Wednesday, August 19, 2009
Margo and the Deer
I keep hearing that "So long sweet summer " song in my head by Dashboard Confessionals. Listening to that song im sitting here thinking of this summer and what it has meant to our lives. I'm pretty sure we have found out, that its not smart to hang out with girls that have boyfriends and girls we have no interest in, but for some reason date. I'm going to miss the poolside meetings that have made their place for body oil and short shorts ( Guys and Girls). I always feel that summer is unconsiciously a time to prepare for who you will be in the year to come. For some reason, I had to learn a few lessons that I hope will never come back ever again. Well I was going to talk more about this past summer, but we all know that this summer will always be covered and remembered as the summer of Margo and the deer!
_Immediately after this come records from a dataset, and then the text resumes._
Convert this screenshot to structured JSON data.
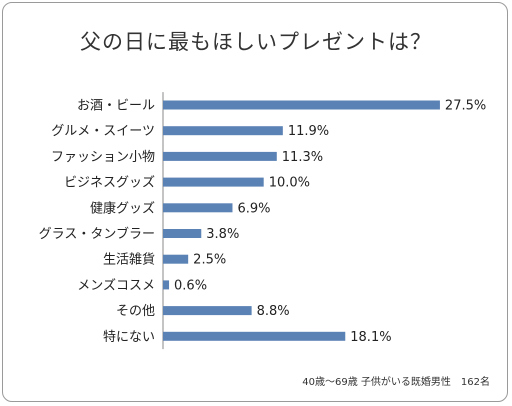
{
  "chart_data": {
    "type": "bar",
    "orientation": "horizontal",
    "title": "父の日に最もほしいプレゼントは？",
    "categories": [
      "お酒・ビール",
      "グルメ・スイーツ",
      "ファッション小物",
      "ビジネスグッズ",
      "健康グッズ",
      "グラス・タンブラー",
      "生活雑貨",
      "メンズコスメ",
      "その他",
      "特にない"
    ],
    "values": [
      27.5,
      11.9,
      11.3,
      10.0,
      6.9,
      3.8,
      2.5,
      0.6,
      8.8,
      18.1
    ],
    "value_labels": [
      "27.5%",
      "11.9%",
      "11.3%",
      "10.0%",
      "6.9%",
      "3.8%",
      "2.5%",
      "0.6%",
      "8.8%",
      "18.1%"
    ],
    "unit": "%",
    "xlim": [
      0,
      30
    ],
    "grid": false,
    "bar_color": "#5b82b5"
  },
  "footnote": "40歳〜69歳 子供がいる既婚男性　162名"
}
I hit a dead deer on the road, and it smelt worse than any possible smell that could ever be dreamt of or thought of. Try taking a poop then taking it out and steaming your shower the best you can, and leave it there for three days, and I'm pretty sure you would never ever get close to how bad that stupid deer smelt. For some reason that smell led me to a small french mistress's house late at night. She must have liked the smell, before I knew it, I was sprawled out on her front lawn. You would have thought she was eating peach cobler by the intesity of her desires. Well I asked to go to the bathroom, and yes I jumped out the window. I ran like Joseph, of course I felt bad and went back and made some dumb lie. The underlying theme is, I made the right choice and got out of there. Well I dont know wh I had to hit that Deer. I am optimistic that Fall will let me know, who knows?
Friday, August 7, 2009
The other night me(Scotty) and Dave showed up to a girls house with Adam. I was on the phone and had to pee. I decided to be a gentleman and not pee while on the phone with a girl. I waited till i finished my conversation, then proceeded to the loo. Nice clean bathroom. Upon arriving at my desired location in the restroom i slowly lifted the lid to find what had been waiting for me. No, there was not some large log, no skidmarks along the ivory, not even yellow water. What i stumbled upon was what most males try to forget about. Yes, there it was staring me in the face. The crimson water and the stained "pon" floating. Suddenly my urge to urinate was lost, vanished in a moment of disgust and comedy. I did, in this moment, what any gentleman would......i texted dave, telling him to check the toilet, but not telling him what was laying there. I washed my hands and exited the loo. Within moments, coincidentally Dave had the sudden urge to relieve himself. Not wanting to put this nice young lady through embarrassment, Dave peed and flushed. Laughs were shared throughout the night in waves of inside humor only understood to us.